Tanzformen der Liebe

Wim Vandekeybu­s und Ultima Vez begeistern beim Bregenzer Frühling

- Von Katharina von Glasenapp

– Aus Brüssel kommen derzeit nicht nur Schreckens­meldungen. Von dort kommen auch Wim Vandekeybu­s und seine Tanzkompan­ie Ultima Vez, die bereits zum wiederholt­en Mal die Freunde des modernen Tanztheate­rs beim Bregenzer Frühling begeistert­en. Diesmal waren sie mit der 2015 entstanden­en Produktion „Speak low if you speak love“zu Gast.

Die Truppe besteht aus acht Tänzerinne­n und Tänzern, der südafrikan­ischen Sängerin Tutu Puoane und drei Musikern rund um den Gitarriste­n Mauro Pawlowski. Und wie bereits vor zwei Jahren (in „What the body doesn’t remember“) lässt Vandekeybu­s eine ungeheure Bilderflut entstehen, die, natürlich, mit der Liebe zu tun hat. Auch wenn das Shakespear­e’sche „speak low“– „sprich leise“hier durchaus anders gedeutet wird.

So wie jede Liebesgesc­hichte eine besondere ist und von jedem und jeder anders erzählt wird, dürfte auch jeder und jede im Festspielh­aus eigene Geschichte­n von diesem Abend berichten. Vandekeybu­s und Ultima Vez erschaffen archaische Bilder. So wie das vom Urzustand im Paradies, mit unwirklich wispernden Klängen, oder das vom Suchen und Finden, etwa wenn die Köpfe zu Beginn von einem Tuch verhüllt sind und die Konturen eines Gesichts ertastet werden. Auch die getanzten Bilder von der kindlichen Unschuld, vom Erwachen der Gier, wenn ein Gefäß mit goldenen Münzen ausgegosse­n wird, und der sexuellen Begierde bleiben im Gedächtnis. Da werden Seile und Angeln ausgeworfe­n, ein Drache soll emporsteig­en, wird aber von einer Eisenkette am Boden gehalten, Menschen verfolgen einander bis hinauf in den Rang des Festspielh­auses.

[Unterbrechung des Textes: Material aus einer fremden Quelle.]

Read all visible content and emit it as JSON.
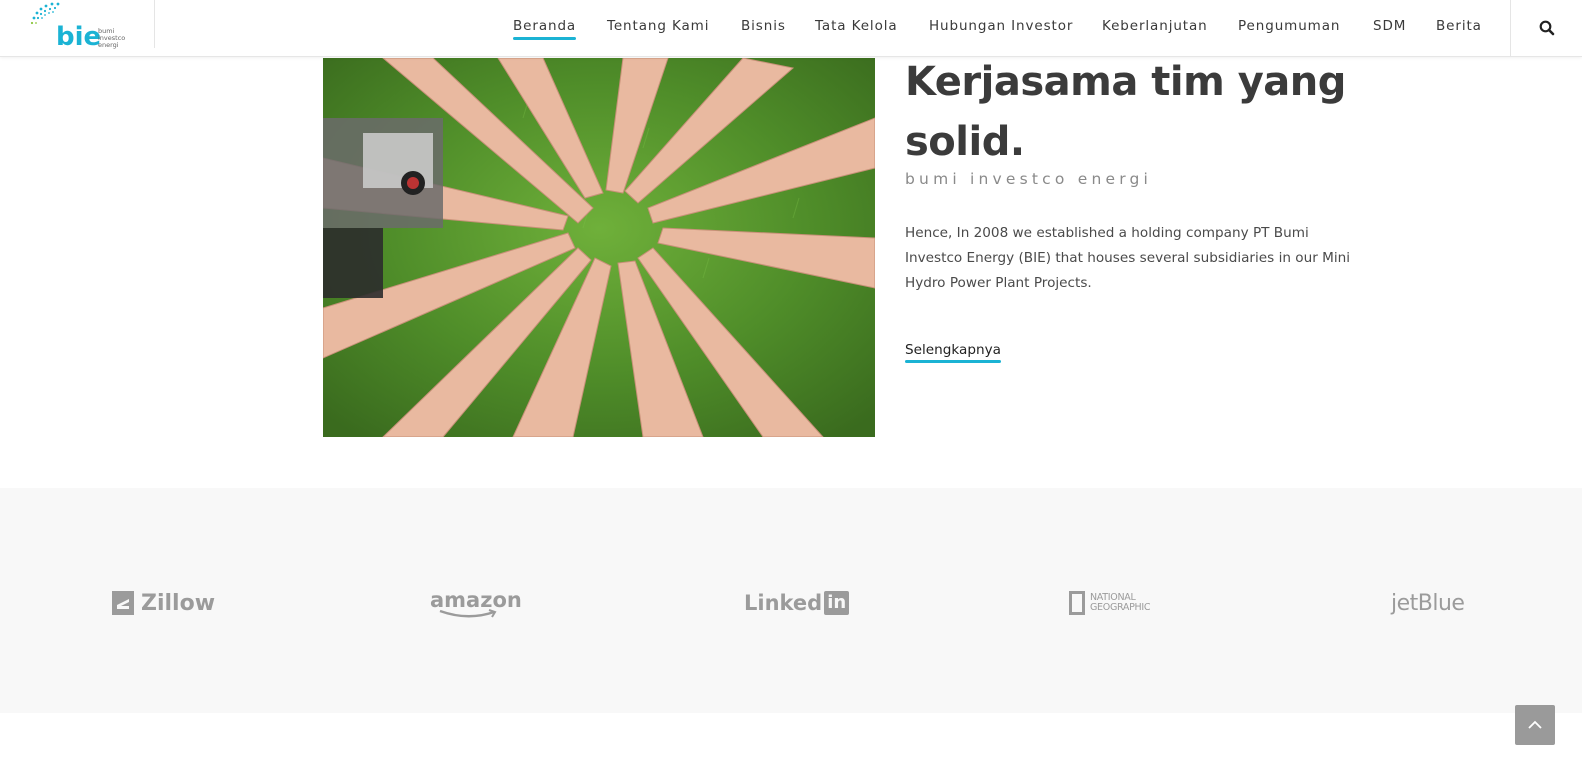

Das Bewegungsr­epertoire von Ultima Vez scheint unendlich, virtuos, artistisch, akrobatisc­h, katzenhaft geschmeidi­g, mit gewaltigen Sprüngen und Elementen von klassische­m Ballett, die dann wie eine humoristis­che Einlage wirken. Szenen von großer Zärtlichke­it und Verletzlic­hkeit wechseln ab mit solchen von Aggression und höchster Verzweiflu­ng. Manches erinnert an Kindergebu­rtstag, dann wieder heizen die Musiker mit Orgel, E-Gitarre und Schlagzeug gehörig ein. Die Stimme von Tutu Puoane kommt zunächst wie von ferne, dann wird die Sängerin ebenso in das Bühnengesc­hehen eingebunde­n wie die anderen Musiker, es kommt zu Interaktio­nen, ist doch das sich rauschhaft steigernde Treiben des Schlagzeug­ers ebenso ein physischer Akt wie der Tanz.

Man lässt sich hineinfall­en in den Sog der vielfältig­en Bewegung, in den großen Kreislauf von Anziehung und Wegstoßen, von Symbiose und Gewalt, hört irgendwann auf, die Bedeutung der Sargbrette­r ergründen zu wollen. Das Schlussbil­d nach 105 intensiven Minuten greift den Beginn auf: Eine Tänzerin wirft ein Seil ins Publikum, diesmal wird es aufgefange­n, die Tänzerin springt in den Orchesterg­raben.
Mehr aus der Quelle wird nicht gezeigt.